Chaining hash table for repository.Index#2812
Conversation
|
As I said over at #2811, I'm not sure about the concurrent performance of this yet. I did see a second CPU core running the GC at 100% in the benchmarks. |
|
Here's a quick real-world test using restic cat, as suggested by @aawsome. $id is the id of an existing tree blob in a 700GiB repo (local disk). Current master: This PR: Here, this PR so far achieves a 23% reduction in average memory use, while #2811 gets a 35% reduction. There's a few constants left to tune, I'll see if can lower. |
f1fca35 to
44c4293
Compare
|
Test coverage for indexmap.go is 98.1%, or one return statement not covered. |
aawsome
left a comment
There was a problem hiding this comment.
Looks good so far; I have just a few small changes to propose.
Side note: How do I get information about test code coverage?
|
I would also add a changelog, as this is another massive improvement with respect to memory usage! |
|
I intend to merge the changelog entry with the one for #2781, because to a user, they're the same thing. Is that ok with you? |
Sure - I think it is a good idea to tell the overall improvement to users. |
|
Re: test coverage, |
MichaelEischer
left a comment
There was a problem hiding this comment.
I like the hash table design in general. I've been mostly pondering over two points:
How large is the GC overhead? The indexEntries and buckets arrays add a massive amount of pointers which the garbage collector has to follow during GC. It might be comparable to the previous index implementation which stored slices in the index hashmap (which contain a pointer). So, it might turn out to be no problem at all.
What are the main design choices and are there alternatives? From what I see the main points are to store pointers in the bucket map, allocate blocks of index entries (but still use them separately), chain entries for conflict resolution and use rather long chains with up to four elements on average. The first two points allow for a rather smooth increase in memory usage when a hashmap grows. The latter two points keep the overhead of bucket map pointers relatively low. (And to keep multiple entries per key instead of overwriting the old value).

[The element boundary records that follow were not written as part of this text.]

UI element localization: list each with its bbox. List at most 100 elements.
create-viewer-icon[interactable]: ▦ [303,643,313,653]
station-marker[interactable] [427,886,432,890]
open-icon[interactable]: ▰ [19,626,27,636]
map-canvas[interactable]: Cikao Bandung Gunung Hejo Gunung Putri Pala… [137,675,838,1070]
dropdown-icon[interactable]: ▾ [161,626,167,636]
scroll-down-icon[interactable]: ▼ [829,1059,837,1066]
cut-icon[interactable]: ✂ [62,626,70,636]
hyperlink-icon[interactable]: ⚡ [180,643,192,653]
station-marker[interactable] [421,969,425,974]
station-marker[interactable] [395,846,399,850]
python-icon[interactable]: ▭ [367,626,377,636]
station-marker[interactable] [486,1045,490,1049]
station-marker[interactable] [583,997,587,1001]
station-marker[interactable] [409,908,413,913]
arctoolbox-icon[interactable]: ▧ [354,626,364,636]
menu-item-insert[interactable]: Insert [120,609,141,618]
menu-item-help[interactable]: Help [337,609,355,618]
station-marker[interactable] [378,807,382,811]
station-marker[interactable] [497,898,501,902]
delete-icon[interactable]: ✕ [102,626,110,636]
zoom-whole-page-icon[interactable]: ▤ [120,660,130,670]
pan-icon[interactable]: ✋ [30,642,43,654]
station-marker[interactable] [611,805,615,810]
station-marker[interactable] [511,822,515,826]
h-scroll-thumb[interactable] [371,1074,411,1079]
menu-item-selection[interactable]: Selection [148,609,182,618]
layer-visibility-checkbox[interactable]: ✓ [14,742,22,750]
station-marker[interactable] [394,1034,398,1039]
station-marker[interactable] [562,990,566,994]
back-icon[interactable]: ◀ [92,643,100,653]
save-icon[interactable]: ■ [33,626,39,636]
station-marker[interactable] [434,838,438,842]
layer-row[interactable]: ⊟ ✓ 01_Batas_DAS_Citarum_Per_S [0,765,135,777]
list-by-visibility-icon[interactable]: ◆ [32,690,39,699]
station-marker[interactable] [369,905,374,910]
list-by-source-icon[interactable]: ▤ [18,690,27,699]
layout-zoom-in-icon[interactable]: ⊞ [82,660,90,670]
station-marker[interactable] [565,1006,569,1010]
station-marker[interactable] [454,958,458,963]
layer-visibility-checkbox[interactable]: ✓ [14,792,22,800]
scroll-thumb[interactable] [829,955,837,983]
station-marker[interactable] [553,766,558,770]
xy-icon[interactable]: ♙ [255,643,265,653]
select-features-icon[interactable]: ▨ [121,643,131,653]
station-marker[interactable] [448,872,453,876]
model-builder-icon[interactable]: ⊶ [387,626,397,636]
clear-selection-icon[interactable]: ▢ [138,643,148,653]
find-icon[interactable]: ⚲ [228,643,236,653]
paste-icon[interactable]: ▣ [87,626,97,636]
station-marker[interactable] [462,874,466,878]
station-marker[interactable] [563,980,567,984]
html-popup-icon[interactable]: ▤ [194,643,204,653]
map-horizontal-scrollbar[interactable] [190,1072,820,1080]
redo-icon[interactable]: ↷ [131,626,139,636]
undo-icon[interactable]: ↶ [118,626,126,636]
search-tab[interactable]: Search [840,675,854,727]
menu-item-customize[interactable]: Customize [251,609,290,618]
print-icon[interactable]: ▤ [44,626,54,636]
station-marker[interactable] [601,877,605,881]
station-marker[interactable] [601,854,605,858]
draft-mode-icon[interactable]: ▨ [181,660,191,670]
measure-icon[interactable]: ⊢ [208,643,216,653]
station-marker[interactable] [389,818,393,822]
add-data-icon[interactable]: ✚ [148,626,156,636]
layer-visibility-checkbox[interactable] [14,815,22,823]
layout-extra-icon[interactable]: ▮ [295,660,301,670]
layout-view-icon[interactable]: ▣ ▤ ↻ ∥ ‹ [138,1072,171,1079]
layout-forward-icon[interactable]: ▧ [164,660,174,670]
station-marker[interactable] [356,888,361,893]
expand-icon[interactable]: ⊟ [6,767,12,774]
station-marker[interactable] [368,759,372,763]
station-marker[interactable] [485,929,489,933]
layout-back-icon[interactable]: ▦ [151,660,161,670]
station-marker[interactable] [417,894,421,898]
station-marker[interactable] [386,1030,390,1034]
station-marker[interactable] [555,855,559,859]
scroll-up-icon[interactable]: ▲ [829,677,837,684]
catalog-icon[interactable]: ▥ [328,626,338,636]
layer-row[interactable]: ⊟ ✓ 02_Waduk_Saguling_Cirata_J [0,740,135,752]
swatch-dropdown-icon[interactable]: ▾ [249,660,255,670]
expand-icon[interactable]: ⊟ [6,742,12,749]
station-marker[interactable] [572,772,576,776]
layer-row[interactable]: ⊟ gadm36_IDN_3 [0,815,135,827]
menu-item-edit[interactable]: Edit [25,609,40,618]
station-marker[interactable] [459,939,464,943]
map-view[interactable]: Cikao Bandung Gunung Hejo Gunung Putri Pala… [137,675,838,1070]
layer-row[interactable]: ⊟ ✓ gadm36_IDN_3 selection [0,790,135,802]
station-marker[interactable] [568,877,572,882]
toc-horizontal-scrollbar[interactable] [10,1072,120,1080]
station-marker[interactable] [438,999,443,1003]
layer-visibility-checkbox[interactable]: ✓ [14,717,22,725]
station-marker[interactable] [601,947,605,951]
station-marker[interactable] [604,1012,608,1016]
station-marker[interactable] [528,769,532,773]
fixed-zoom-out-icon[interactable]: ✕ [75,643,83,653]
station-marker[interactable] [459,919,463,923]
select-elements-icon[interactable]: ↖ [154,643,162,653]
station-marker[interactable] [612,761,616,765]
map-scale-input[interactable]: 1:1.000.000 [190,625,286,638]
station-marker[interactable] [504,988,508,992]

Storing the index entries in the bucket array would cause the large memory usage spikes while growing the hashmap so that's not an option (unless we want to split the bucket array into parts and adjust it part by part). Just allocating individual entries leads to a lot of internal memory fragmentation and allocating everything at once doesn't work either. Using shorter chains probably isn't that helpful and an average chain length of 4 is much smaller than the usual number of indexes that currently exist in the master index. This leaves open addressing/probing as alternative to chaining. It would remove the next pointer from the indexEntry, however, in exchange the bucket array would have to be larger than the current number of entries. This becomes a problem while growing the bucket array as even with an optimal load factor and a very small grow factor this would require keeping more than two pointers per entry (three for a growth factor of 2), which is a lot more than the chaining variant needs. The main benefit of probing would be that the hashmap wouldn't have to chase linked list entries located at random places in memory but could get away with an access pattern that offers better locality.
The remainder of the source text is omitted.